メキシコのオブラドール(Andrés Manuel López Obrador)大統領は23日、「米ニューヨーク・タイムズ紙の記者の電話番号を公開した」とメディアから非難されたことについて、「電話番号を変えればいい」と応戦した。
オブラドール氏は大統領選直前と大統領就任後に同氏の側近が麻薬カルテルから現金を受け取ったというタイムズの報道に反発し、記者の電話番号を22日に開示した。
オブラドール氏は23日の定例会見でこれを擁護し、「個人情報保護法は大統領には適用されない」と主張した。
首都メキシコシティの人権団体はこの開示を「とんでもないこと」と非難。記者の命を危険にさらす可能性があると警告した。
メキシコの個人情報保護法は、「政府は個人のプライバシーを保証する」とし、「個人情報の不適切な使用、持ち出し、公開、隠匿、改ざん、破壊(その全部または一部)」に対する処罰を定めている。
しかし、オブラドール氏は、「メキシコ大統領の政治的、道徳的権威は法律の上にある」と主張。「いかなる法律も民主主義を守るという大統領の崇高な原則の上に立つことはできない」と強調した。
またオブラドール氏はタイムズを含む米国のメディアが偽情報を拡散し、メキシコの安全保障を脅かしていると非難した。
オブラドール氏は記者団に対し、「あなたたちは恣意的な理由で政治家を貶めようとしている」と述べ、「電話番号を変えればいい」と言い放った。

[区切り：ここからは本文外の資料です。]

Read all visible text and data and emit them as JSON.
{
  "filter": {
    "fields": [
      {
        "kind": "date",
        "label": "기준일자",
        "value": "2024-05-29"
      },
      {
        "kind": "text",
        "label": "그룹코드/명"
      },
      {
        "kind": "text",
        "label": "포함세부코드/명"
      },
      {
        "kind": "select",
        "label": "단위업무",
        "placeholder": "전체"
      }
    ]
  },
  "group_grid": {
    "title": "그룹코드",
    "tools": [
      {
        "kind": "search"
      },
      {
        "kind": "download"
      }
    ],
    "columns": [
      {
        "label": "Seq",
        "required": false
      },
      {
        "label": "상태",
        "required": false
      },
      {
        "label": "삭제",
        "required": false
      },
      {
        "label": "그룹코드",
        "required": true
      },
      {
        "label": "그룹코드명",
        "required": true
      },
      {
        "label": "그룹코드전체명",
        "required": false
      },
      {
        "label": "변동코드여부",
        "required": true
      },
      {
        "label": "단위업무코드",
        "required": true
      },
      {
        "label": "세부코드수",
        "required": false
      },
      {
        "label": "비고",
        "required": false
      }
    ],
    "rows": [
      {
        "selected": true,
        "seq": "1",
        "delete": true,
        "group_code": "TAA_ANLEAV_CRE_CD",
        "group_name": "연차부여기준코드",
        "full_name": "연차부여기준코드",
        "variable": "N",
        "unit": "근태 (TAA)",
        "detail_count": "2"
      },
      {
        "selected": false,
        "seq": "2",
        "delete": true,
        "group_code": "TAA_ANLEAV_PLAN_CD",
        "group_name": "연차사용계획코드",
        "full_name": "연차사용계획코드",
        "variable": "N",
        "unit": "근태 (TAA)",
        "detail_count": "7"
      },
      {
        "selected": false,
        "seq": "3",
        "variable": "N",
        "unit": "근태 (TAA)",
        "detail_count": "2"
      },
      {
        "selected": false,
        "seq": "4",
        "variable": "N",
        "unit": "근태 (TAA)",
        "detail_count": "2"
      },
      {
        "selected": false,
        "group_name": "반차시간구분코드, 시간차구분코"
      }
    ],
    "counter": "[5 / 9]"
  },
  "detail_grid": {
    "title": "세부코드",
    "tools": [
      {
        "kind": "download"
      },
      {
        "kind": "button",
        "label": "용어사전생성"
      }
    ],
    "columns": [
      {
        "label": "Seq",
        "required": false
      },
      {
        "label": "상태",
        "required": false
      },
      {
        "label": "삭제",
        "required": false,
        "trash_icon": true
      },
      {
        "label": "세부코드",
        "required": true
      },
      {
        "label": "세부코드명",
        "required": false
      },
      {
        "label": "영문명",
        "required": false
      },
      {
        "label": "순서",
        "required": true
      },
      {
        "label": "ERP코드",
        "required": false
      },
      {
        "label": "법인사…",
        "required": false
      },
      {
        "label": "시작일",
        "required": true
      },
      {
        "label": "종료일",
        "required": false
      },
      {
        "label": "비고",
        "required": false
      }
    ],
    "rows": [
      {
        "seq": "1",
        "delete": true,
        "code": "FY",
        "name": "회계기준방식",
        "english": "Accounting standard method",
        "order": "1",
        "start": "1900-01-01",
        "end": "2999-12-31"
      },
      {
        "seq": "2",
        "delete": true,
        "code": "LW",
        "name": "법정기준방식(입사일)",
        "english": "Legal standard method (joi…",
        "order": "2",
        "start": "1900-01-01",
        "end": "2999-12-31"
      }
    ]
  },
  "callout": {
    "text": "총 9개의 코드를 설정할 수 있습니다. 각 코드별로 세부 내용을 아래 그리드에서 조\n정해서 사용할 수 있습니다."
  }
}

メキシコはシリアなどの紛争地を除いて、記者にとって最も危険な国のひとつである。
人権団体によると、オブラドール氏が就任した2018年以来、国内で少なくとも55人の記者が殺害されたという。
タイムズはオブラドール氏の側近の不正疑惑について、米当局は疑惑の調査を正式に開始しておらず、情報提供者の申し立てが正確か否かも現時点では不明だとしている。
ホワイトハウスの報道官は22日の記者会見で、「オブラドール大統領に対する調査はない」と断言した。